Beth Kanter points to Skelliewag's post with a hype-filled title: "How To Get 1,050 Subscribers in 3 Months":

1. Work out who your target audience is and write your content exclusively for them.

2. Pack your articles with as much value as possible. If time is a problem, post less.

3. Source out your target audience by getting or making links and writing for social media.

I'd also add a 4th point or perhaps add something to point 2.  Find a unique view on your topic.  I learned about this from a personal branding session at BlogHer I attended this summer.

I'd add a fifth point: Offer full-post feeds. A lot of people get worked up with the idea that if they withhold their post content from their feeds, those feeds can drive traffic to their site. But I don't think it works that way.

If you don't offer up your whole post, then you are making the feed less relevant to the reader. I am much less likely to visit a site if everything in the feed consists of a headline and little teaser. Sorry, but a tease is not a happy user experience!

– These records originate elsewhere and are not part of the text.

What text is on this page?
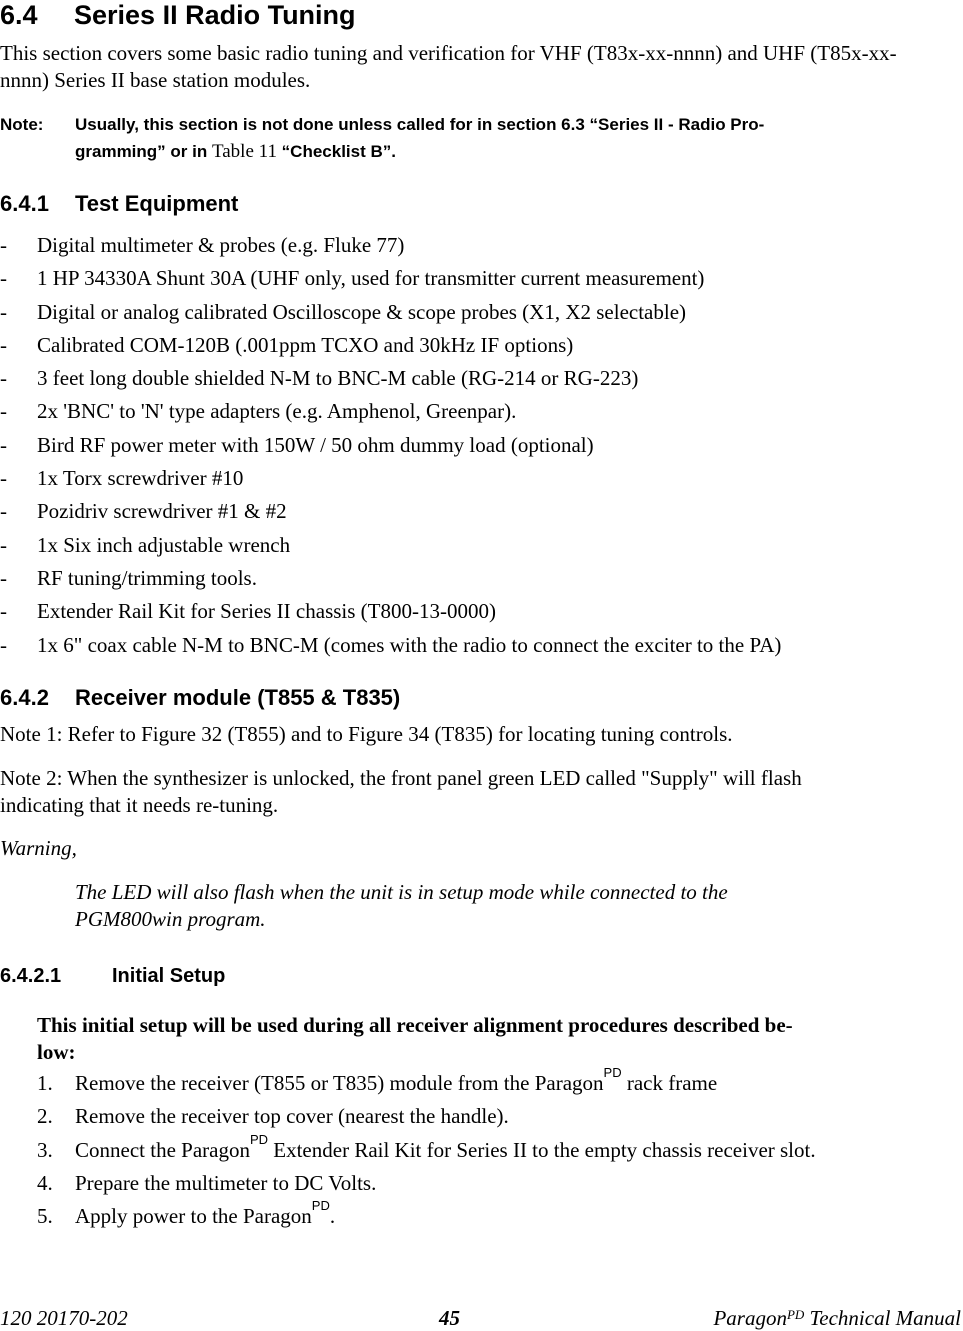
6.4 Series II Radio Tuning
This section covers some basic radio tuning and verification for VHF (T83x-xx-nnnn) and UHF (T85x-xx-nnnn) Series II base station modules.
Note: Usually, this section is not done unless called for in section 6.3 “Series II - Radio Pro-
gramming” or in Table 11 “Checklist B”.
6.4.1 Test Equipment
- Digital multimeter & probes (e.g. Fluke 77)
- 1 HP 34330A Shunt 30A (UHF only, used for transmitter current measurement)
- Digital or analog calibrated Oscilloscope & scope probes (X1, X2 selectable)
- Calibrated COM-120B (.001ppm TCXO and 30kHz IF options)
- 3 feet long double shielded N-M to BNC-M cable (RG-214 or RG-223)
- 2x 'BNC' to 'N' type adapters (e.g. Amphenol, Greenpar).
- Bird RF power meter with 150W / 50 ohm dummy load (optional)
- 1x Torx screwdriver #10
- Pozidriv screwdriver #1 & #2
- 1x Six inch adjustable wrench
- RF tuning/trimming tools.
- Extender Rail Kit for Series II chassis (T800-13-0000)
- 1x 6" coax cable N-M to BNC-M (comes with the radio to connect the exciter to the PA)
6.4.2 Receiver module (T855 & T835)
Note 1: Refer to Figure 32 (T855) and to Figure 34 (T835) for locating tuning controls.
Note 2: When the synthesizer is unlocked, the front panel green LED called "Supply" will flash
indicating that it needs re-tuning.
Warning,
The LED will also flash when the unit is in setup mode while connected to the
PGM800win program.
6.4.2.1	Initial Setup
This initial setup will be used during all receiver alignment procedures described be-
low:
1. Remove the receiver (T855 or T835) module from the Paragon$^{PD}$ rack frame
2. Remove the receiver top cover (nearest the handle).
3. Connect the Paragon$^{PD}$ Extender Rail Kit for Series II to the empty chassis receiver slot.
4. Prepare the multimeter to DC Volts.
5. Apply power to the Paragon$^{PD}$.
120 20170-202	45	Paragon$^{PD}$ Technical Manual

Give me content. Get me interested. Hook me on your ideas. Feed me your thoughts!

And if you're interested, I'll happily do the same.

P.S. - And if you're really interested in making your site linkable by bloggers, forget Feedburner and other services like that. I often write blog posts from my feed reader, and it really is annoying when my links end up pointing to a feed URI. Yes, it leads to the same post, but the Google juice doesn't follow. Wouldn't you rather have more people linking to your domain instead of Feedburner?